Diffusion Models

An exploration of the mathematical foundations of diffusion models, covering forward and reverse processes, ELBO, and training objectives.

This is a list of books, essays, ideas, and instruction manuals that I have found interesting. Highlighted in green are the ones that I wanted to highlight in green.

Diffusion models approximate a data distribution $q(x)$ by gradually adding noise to the data through a forward process and learning to reverse this corruption via a generative reverse process. The goal is to produce samples $x^{(0)} \sim p_\theta(x^{(0)})$ that resemble data $x \sim q(x)$.

The forward process progressively transforms data into noise by defining a Markov chain:

\[q(x^{(1:T)} | x^{(0)}) = \prod_{t=1}^T q(x^{(t)} | x^{(t-1)})\]

where each step adds Gaussian noise:

\[q(x^{(t)} | x^{(t-1)}) = \mathcal{N}(x^{(t)}; \sqrt{\alpha_t} x^{(t-1)}, \beta_t I)\]

Here, $\alpha_t = 1 - \beta_t$ controls the noise scale. Over $T$ steps, the data distribution $q(x^{(0)})$ transitions to an approximate Gaussian: $q(x^{(T)}) \approx \mathcal{N}(0, I)$.

The reverse process aims to denoise step-by-step, reconstructing data from noise:

\[p_\theta(x^{(0:T)}) = p(x^{(T)}) \prod_{t=1}^T p_\theta(x^{(t-1)} | x^{(t)})\]
The reverse conditional $p_\theta(x^{(t-1)} x^{(t)})$ is parameterised as:
\[p_\theta(x^{(t-1)} | x^{(t)}) = \mathcal{N}(x^{(t-1)}; \mu_\theta(x^{(t)}, t), \Sigma_\theta(x^{(t)}, t))\]

In practice, $\Sigma_\theta$ is often fixed to simplify training, leaving $\mu_\theta$ as the primary learnable component.

To train the model, we maximise a variational lower bound (ELBO) on the data log-likelihood. Using the forward process as the variational posterior, the ELBO is:

\[\log p_\theta(x^{(0)}) \geq \mathbb{E}_{q(x^{(1:T)} | x^{(0)})}\left[\log \frac{p_\theta(x^{(0:T)})}{q(x^{(1:T)} | x^{(0)})}\right]\]

Substituting the Markov chain formulations of $q$ and $p_\theta$, the ELBO expands to:

\[\mathbb{E}_{q}\left[-\sum_{t=1}^T \text{KL}\big(q(x^{(t-1)} | x^{(t)}, x^{(0)}) \| p_\theta(x^{(t-1)} | x^{(t)})\big) + \log p_\theta(x^{(0)} | x^{(1)}) \right]\]

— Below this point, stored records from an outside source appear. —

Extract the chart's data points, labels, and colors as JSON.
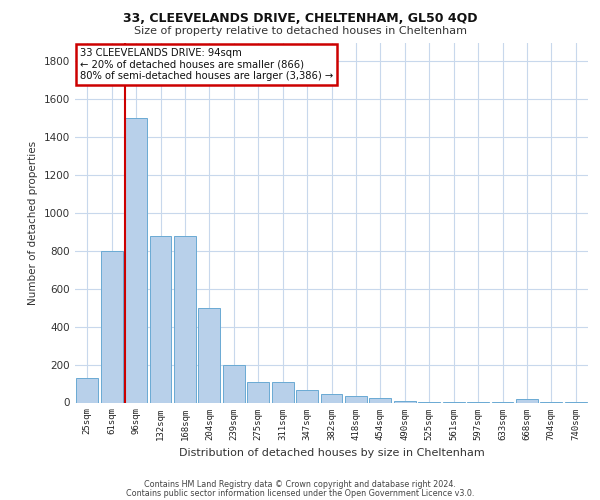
{
  "title1": "33, CLEEVELANDS DRIVE, CHELTENHAM, GL50 4QD",
  "title2": "Size of property relative to detached houses in Cheltenham",
  "xlabel": "Distribution of detached houses by size in Cheltenham",
  "ylabel": "Number of detached properties",
  "categories": [
    "25sqm",
    "61sqm",
    "96sqm",
    "132sqm",
    "168sqm",
    "204sqm",
    "239sqm",
    "275sqm",
    "311sqm",
    "347sqm",
    "382sqm",
    "418sqm",
    "454sqm",
    "490sqm",
    "525sqm",
    "561sqm",
    "597sqm",
    "633sqm",
    "668sqm",
    "704sqm",
    "740sqm"
  ],
  "values": [
    130,
    800,
    1500,
    880,
    880,
    500,
    200,
    110,
    110,
    65,
    45,
    35,
    25,
    10,
    5,
    5,
    5,
    5,
    20,
    5,
    5
  ],
  "bar_color": "#b8d0ea",
  "bar_edge_color": "#6aaad4",
  "background_color": "#ffffff",
  "grid_color": "#c8d8ec",
  "red_line_index": 2,
  "annotation_title": "33 CLEEVELANDS DRIVE: 94sqm",
  "annotation_line1": "← 20% of detached houses are smaller (866)",
  "annotation_line2": "80% of semi-detached houses are larger (3,386) →",
  "annotation_box_color": "#ffffff",
  "annotation_box_edge": "#cc0000",
  "footer1": "Contains HM Land Registry data © Crown copyright and database right 2024.",
  "footer2": "Contains public sector information licensed under the Open Government Licence v3.0.",
  "ylim": [
    0,
    1900
  ],
  "yticks": [
    0,
    200,
    400,
    600,
    800,
    1000,
    1200,
    1400,
    1600,
    1800
  ]
}
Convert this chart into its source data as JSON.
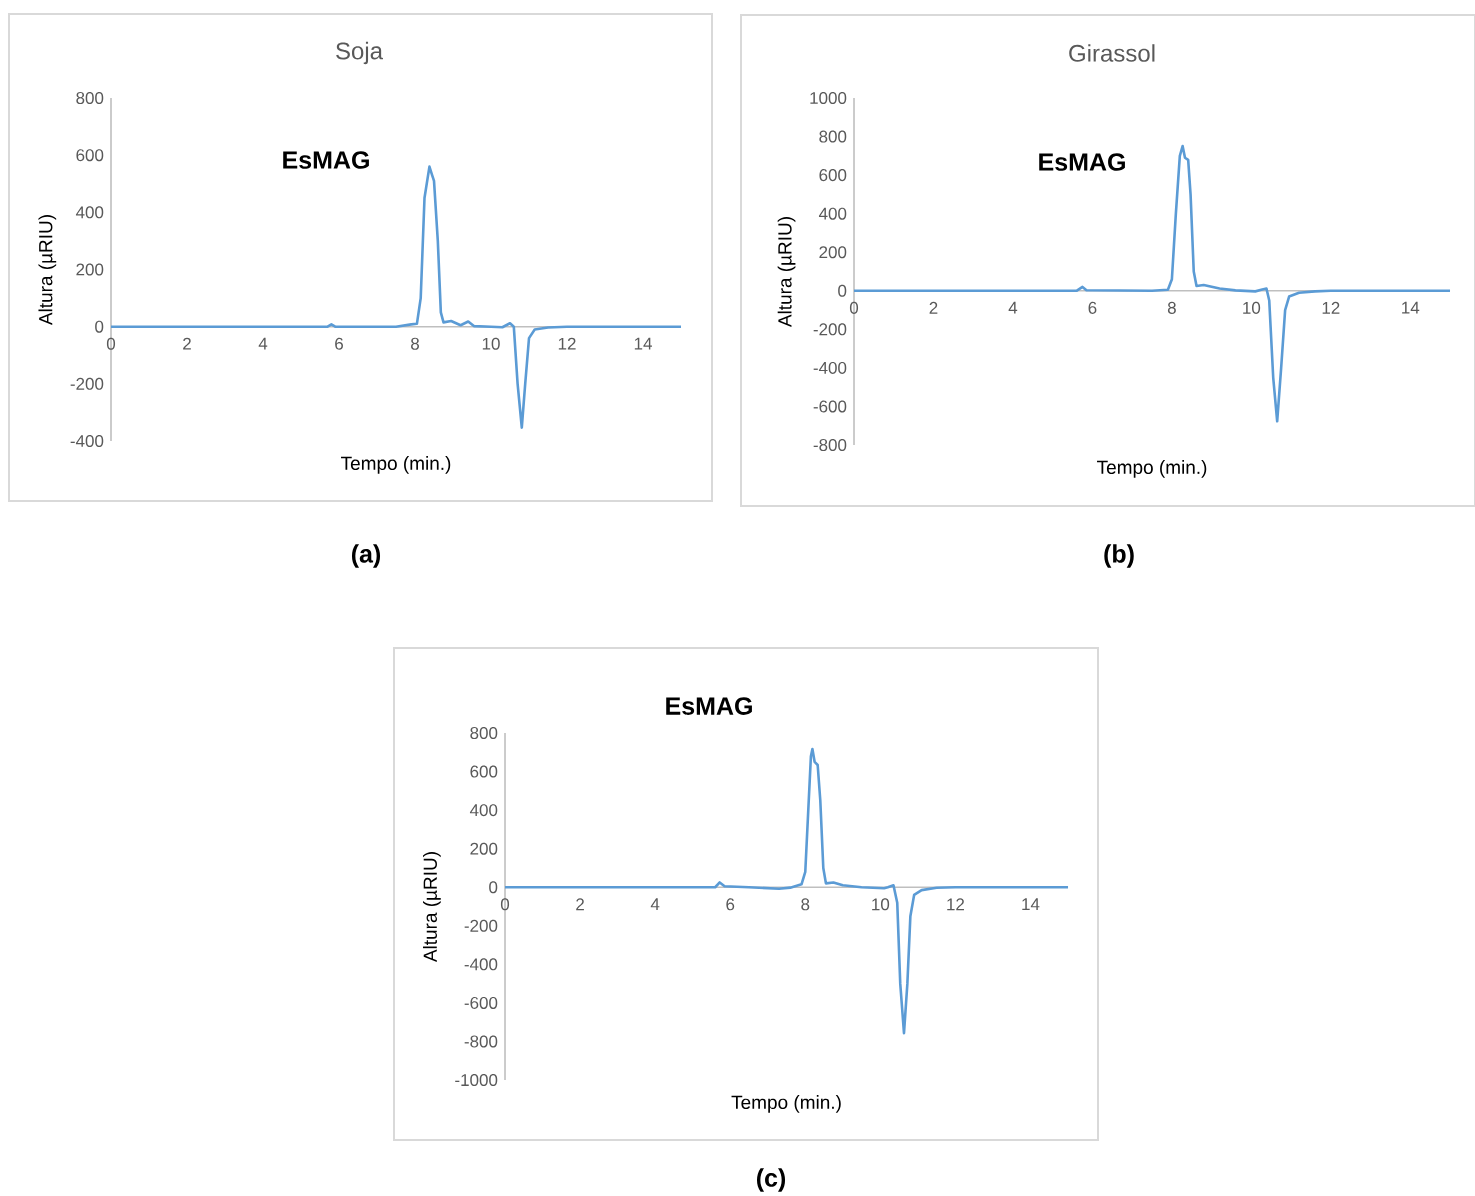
{
  "chart_data": [
    {
      "type": "line",
      "title": "Soja",
      "xlabel": "Tempo (min.)",
      "ylabel": "Altura (µRIU)",
      "annotations": [
        "EsMAG",
        "(a)"
      ],
      "xlim": [
        0,
        15
      ],
      "ylim": [
        -400,
        800
      ],
      "xticks": [
        0,
        2,
        4,
        6,
        8,
        10,
        12,
        14
      ],
      "yticks": [
        -400,
        -200,
        0,
        200,
        400,
        600,
        800
      ],
      "series": [
        {
          "color": "#5b9bd5",
          "x": [
            0,
            5.7,
            5.8,
            5.9,
            7.5,
            7.9,
            8.05,
            8.15,
            8.25,
            8.38,
            8.45,
            8.5,
            8.6,
            8.68,
            8.75,
            8.95,
            9.2,
            9.4,
            9.55,
            10.0,
            10.3,
            10.5,
            10.6,
            10.7,
            10.81,
            10.9,
            11.0,
            11.15,
            11.5,
            12,
            15
          ],
          "values": [
            0,
            0,
            8,
            0,
            0,
            8,
            10,
            100,
            450,
            560,
            530,
            510,
            300,
            50,
            15,
            20,
            5,
            18,
            2,
            0,
            -2,
            12,
            0,
            -200,
            -353,
            -200,
            -40,
            -10,
            -3,
            0,
            0
          ]
        }
      ]
    },
    {
      "type": "line",
      "title": "Girassol",
      "xlabel": "Tempo (min.)",
      "ylabel": "Altura (µRIU)",
      "annotations": [
        "EsMAG",
        "(b)"
      ],
      "xlim": [
        0,
        15
      ],
      "ylim": [
        -800,
        1000
      ],
      "xticks": [
        0,
        2,
        4,
        6,
        8,
        10,
        12,
        14
      ],
      "yticks": [
        -800,
        -600,
        -400,
        -200,
        0,
        200,
        400,
        600,
        800,
        1000
      ],
      "series": [
        {
          "color": "#5b9bd5",
          "x": [
            0,
            5.6,
            5.75,
            5.85,
            7.5,
            7.9,
            8.0,
            8.1,
            8.2,
            8.27,
            8.33,
            8.41,
            8.47,
            8.55,
            8.62,
            8.8,
            9.2,
            9.6,
            10.1,
            10.25,
            10.38,
            10.45,
            10.55,
            10.65,
            10.75,
            10.85,
            10.95,
            11.2,
            11.6,
            12,
            15
          ],
          "values": [
            0,
            0,
            20,
            3,
            0,
            5,
            60,
            400,
            700,
            751,
            690,
            679,
            500,
            100,
            25,
            30,
            12,
            2,
            -3,
            5,
            12,
            -50,
            -450,
            -677,
            -400,
            -100,
            -30,
            -10,
            -3,
            0,
            0
          ]
        }
      ]
    },
    {
      "type": "line",
      "xlabel": "Tempo (min.)",
      "ylabel": "Altura (µRIU)",
      "annotations": [
        "EsMAG",
        "(c)"
      ],
      "xlim": [
        0,
        15
      ],
      "ylim": [
        -1000,
        800
      ],
      "xticks": [
        0,
        2,
        4,
        6,
        8,
        10,
        12,
        14
      ],
      "yticks": [
        -1000,
        -800,
        -600,
        -400,
        -200,
        0,
        200,
        400,
        600,
        800
      ],
      "series": [
        {
          "color": "#5b9bd5",
          "x": [
            0,
            5.6,
            5.72,
            5.85,
            6.5,
            7.3,
            7.6,
            7.9,
            8.0,
            8.08,
            8.15,
            8.19,
            8.25,
            8.33,
            8.4,
            8.48,
            8.55,
            8.75,
            9.0,
            9.5,
            10.1,
            10.2,
            10.35,
            10.45,
            10.53,
            10.63,
            10.72,
            10.8,
            10.9,
            11.1,
            11.5,
            12,
            15
          ],
          "values": [
            0,
            0,
            25,
            5,
            0,
            -8,
            -2,
            15,
            80,
            400,
            680,
            717,
            650,
            634,
            450,
            100,
            20,
            25,
            10,
            0,
            -5,
            0,
            10,
            -80,
            -500,
            -757,
            -500,
            -150,
            -40,
            -15,
            -3,
            0,
            0
          ]
        }
      ]
    }
  ]
}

The KL divergence terms ensure the learned reverse process closely approximates the true dynamics of the forward process.

The forward process allows direct sampling of any step $t$ given the clean data $x^{(0)}$. This property avoids the need to sample every intermediate step:

\[q(x^{(t)} | x^{(0)}) = \mathcal{N}\big(x^{(t)}; \sqrt{\bar{\alpha}_t} x^{(0)}, (1 - \bar{\alpha}_t) I\big)\]

where $\bar{\alpha}t = \prod{s=1}^t \alpha_s$. Rewriting this, $x^{(t)}$ is expressed as:

\[x^{(t)} = \sqrt{\bar{\alpha}_t} x^{(0)} + \sqrt{1 - \bar{\alpha}_t} \epsilon, \quad \epsilon \sim \mathcal{N}(0, I)\]

This reparameterisation simplifies the reverse process, as $\mu_\theta$ can be redefined in terms of the original data $x^{(0)}$ and added noise $\epsilon$.

For training, the reverse process is reformulated as predicting the noise $\epsilon$ used in the forward process. The simplified objective becomes:

\[L(\theta) = \mathbb{E}_{x^{(0)}, \epsilon, t}\left[\| \epsilon - \epsilon_\theta(x^{(t)}, t) \|^2\right]\]

where $\epsilon_\theta$ is a neural network prediction of the noise. Intuitively, this task requires the network to denoise the input $x^{(t)}$.

At test time, sampling involves starting from $x^{(T)} \sim \mathcal{N}(0, I)$ and iteratively applying the learned reverse process:

\[x^{(t-1)} \sim p_\theta(x^{(t-1)} | x^{(t)})\]

This produces a final sample $x^{(0)}$ that approximates the data distribution $q(x)$.

Diffusion models are robust due to their reliance on Gaussian transitions and the reparameterised noise prediction objective.